Foreclosure notices – an ongoing barometer of stress in the housing market – have slipped to levels last seen two recessions ago, despite an uptick this month.
In the 13-county metro Atlanta region there were 2,083 notices, up from 2,066 in October but down from 2,928 during November 2013, according to a report Monday from Kennesaw-based Equity Depot.
More tellingly, the region has seen 25,343 foreclosure notices this year – 47 percent fewer than during the same period of last year and the fewest since 2001.
The area’s real estate recovery has been very uneven, with south side neighborhoods often lagging, but overall, the drift continues toward health, said Josh Moffitt, president of Atlanta-based Silverton Mortgage Specialists. “We are back to seeing more traditional buyers and sellers. We are returning to a more standard market.”
November notices are for auctions on county courthouse steps that would take place the following month. But many foreclosure notices do not get that far and many – perhaps most – do not end with the loss of a home.

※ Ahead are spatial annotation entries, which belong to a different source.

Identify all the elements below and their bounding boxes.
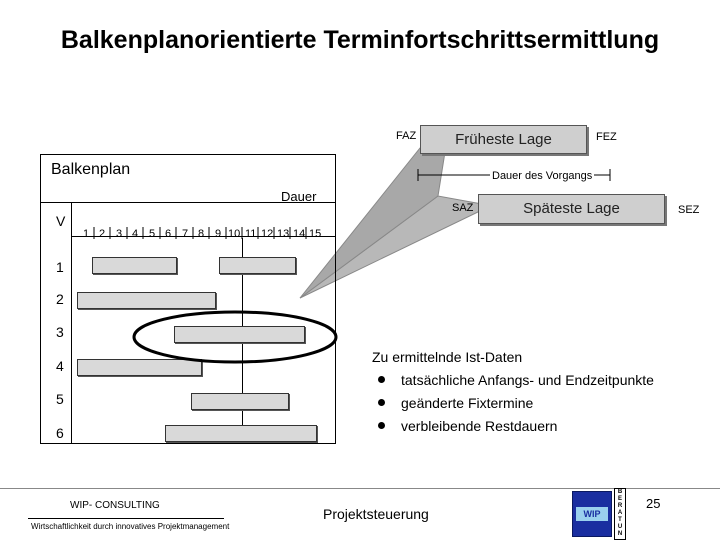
scale-tick: 5 [149, 228, 156, 240]
faz-label: FAZ [396, 130, 417, 142]
row-number: 6 [56, 425, 64, 441]
footer-tagline: Wirtschaftlichkeit durch innovatives Projektmanagement [31, 522, 230, 531]
task-bar-5 [191, 393, 289, 410]
scale-tick: 1 [83, 228, 90, 240]
scale-tick: 6 [165, 228, 172, 240]
logo-vertical-letters [614, 488, 626, 540]
row-number: 4 [56, 358, 64, 374]
legend-item-text: verbleibende Restdauern [401, 418, 558, 434]
footer-underline [28, 518, 224, 519]
task-bar-1b [219, 257, 296, 274]
logo-letter: T [618, 517, 622, 523]
saz-label: SAZ [452, 202, 474, 214]
legend-item-text: geänderte Fixtermine [401, 395, 534, 411]
footer-company: WIP- CONSULTING [70, 500, 160, 511]
scale-tick: 2 [99, 228, 106, 240]
logo-letter: B [617, 489, 623, 495]
logo-text: WIP [576, 507, 608, 521]
legend-item [372, 392, 654, 415]
task-bar-2 [77, 292, 216, 309]
scale-tick: 11 [245, 228, 257, 240]
scale-tick: 13 [277, 228, 290, 240]
logo-letter: U [617, 524, 623, 530]
bullet-icon [378, 376, 385, 383]
row-header-label: V [56, 213, 66, 229]
page-number: 25 [646, 496, 661, 511]
task-bar-1a [92, 257, 177, 274]
row-number: 5 [56, 391, 64, 407]
footer-divider [0, 488, 720, 489]
logo-letter: A [617, 510, 623, 516]
highlight-ellipse [130, 308, 340, 366]
row-number: 3 [56, 324, 64, 340]
logo-letter: N [617, 531, 623, 537]
row-number: 2 [56, 291, 64, 307]
scale-tick: 15 [309, 228, 322, 240]
latest-position-box [478, 194, 665, 224]
task-bar-6 [165, 425, 317, 442]
gantt-chart [40, 154, 336, 444]
gantt-duration-label: Dauer [281, 189, 317, 204]
legend-heading: Zu ermittelnde Ist-Daten [372, 349, 523, 365]
earliest-position-label: Früheste Lage [455, 131, 552, 148]
scale-tick: 4 [132, 228, 139, 240]
sez-label: SEZ [678, 204, 700, 216]
page-title: Balkenplanorientierte Terminfortschrittsermittlung [60, 26, 660, 54]
legend-item [372, 369, 654, 392]
scale-separators [41, 225, 335, 239]
legend [372, 346, 654, 438]
scale-tick: 9 [215, 228, 222, 240]
logo-letter: E [617, 496, 622, 502]
scale-tick: 8 [198, 228, 205, 240]
gantt-header [41, 155, 335, 203]
duration-label: Dauer des Vorgangs [492, 170, 593, 182]
legend-item-text: tatsächliche Anfangs- und Endzeitpunkte [401, 372, 654, 388]
wip-logo [572, 491, 612, 537]
bullet-icon [378, 422, 385, 429]
fez-label: FEZ [596, 131, 617, 143]
scale-tick: 14 [293, 228, 306, 240]
scale-tick: 10 [228, 228, 241, 240]
scale-tick: 12 [261, 228, 274, 240]
earliest-position-box [420, 125, 587, 154]
logo-letter: R [617, 503, 623, 509]
scale-tick: 7 [182, 228, 189, 240]
latest-position-label: Späteste Lage [523, 200, 620, 217]
legend-item [372, 415, 654, 438]
scale-tick: 3 [116, 228, 123, 240]
row-number: 1 [56, 259, 64, 275]
bullet-icon [378, 399, 385, 406]
gantt-title: Balkenplan [51, 161, 131, 178]
footer-section: Projektsteuerung [323, 506, 429, 522]
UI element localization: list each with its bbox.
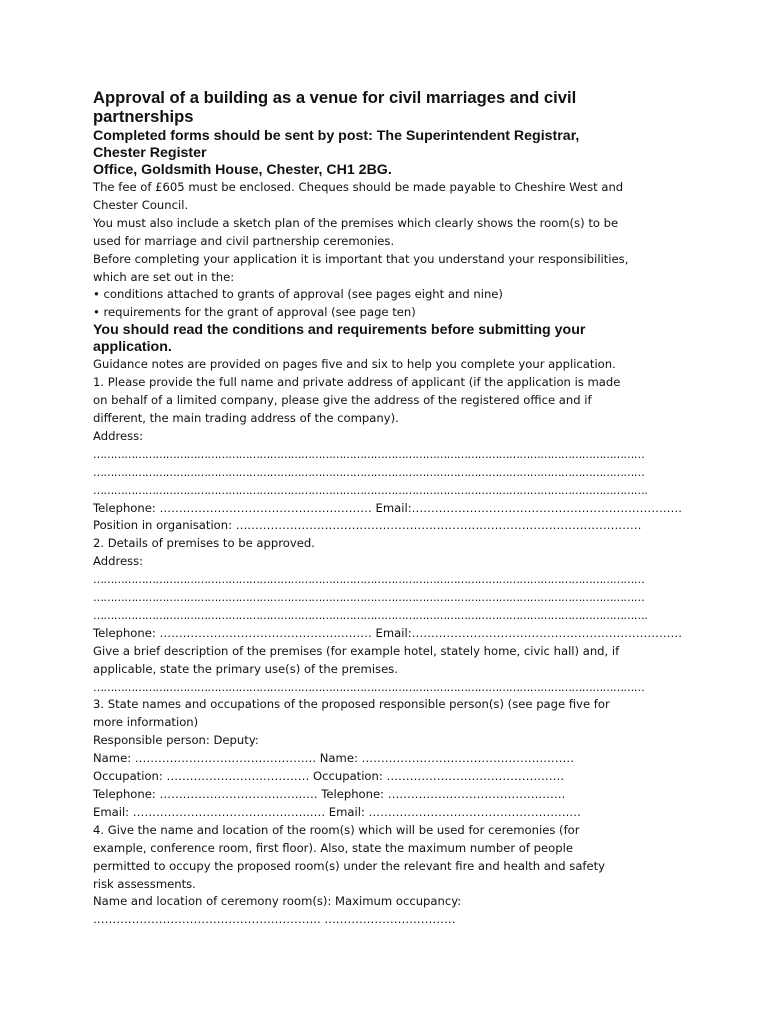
sketch-paragraph: You must also include a sketch plan of the premises which clearly shows the room(s) to be used for marriage and civil partnership ceremonies. xyxy=(93,215,619,248)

Equity Depot has estimated that roughly half of properties whose owners get notices end up being sold.
Whatever the outcomes, the number of notices is seen as a measure of stress in housing, as well the economy: The more notices, the more owners having trouble making their monthly mortgage payments. Sales of property that banks have taken back from delinquent homeowners are down dramatically, Moffitt said. Last year, one in five of the mortgages Silverton was handling were in that category. “This year we are at 5 percent or lower.”
That means that in most parts of the region, foreclosures are no longer dampening prices.
A big wild card going forward is the “shadow market” of homeowners who are in default on mortgages that have not been pushed into foreclosure.
“There’s an unknown number of properties in default that the banks don’t want to process through foreclosure,” said Mike Watkins, founder and CEO of Atlanta-based Verifyd, which sells mobile apps – and maintains databases – now used for more than half the foreclosures in the state.
Perhaps the home values in their area are depressed. Or the bank doesn’t think it can sell the property and prefers not to have the financial responsibility for it.
“They are called ghost foreclosures, and I have no idea what the number is,” Watkins said.
Additionally, hedge funds and other huge institutions scooped up thousands of metro Atlanta properties in the past several years. All those properties eventually will come back on the market, but lenders have no reason to hurry until prices rise further, he said.
Watkins thinks the improvement in the market will slow. “I don’t see much change on the horizon,” he said. “I would say it has leveled out.”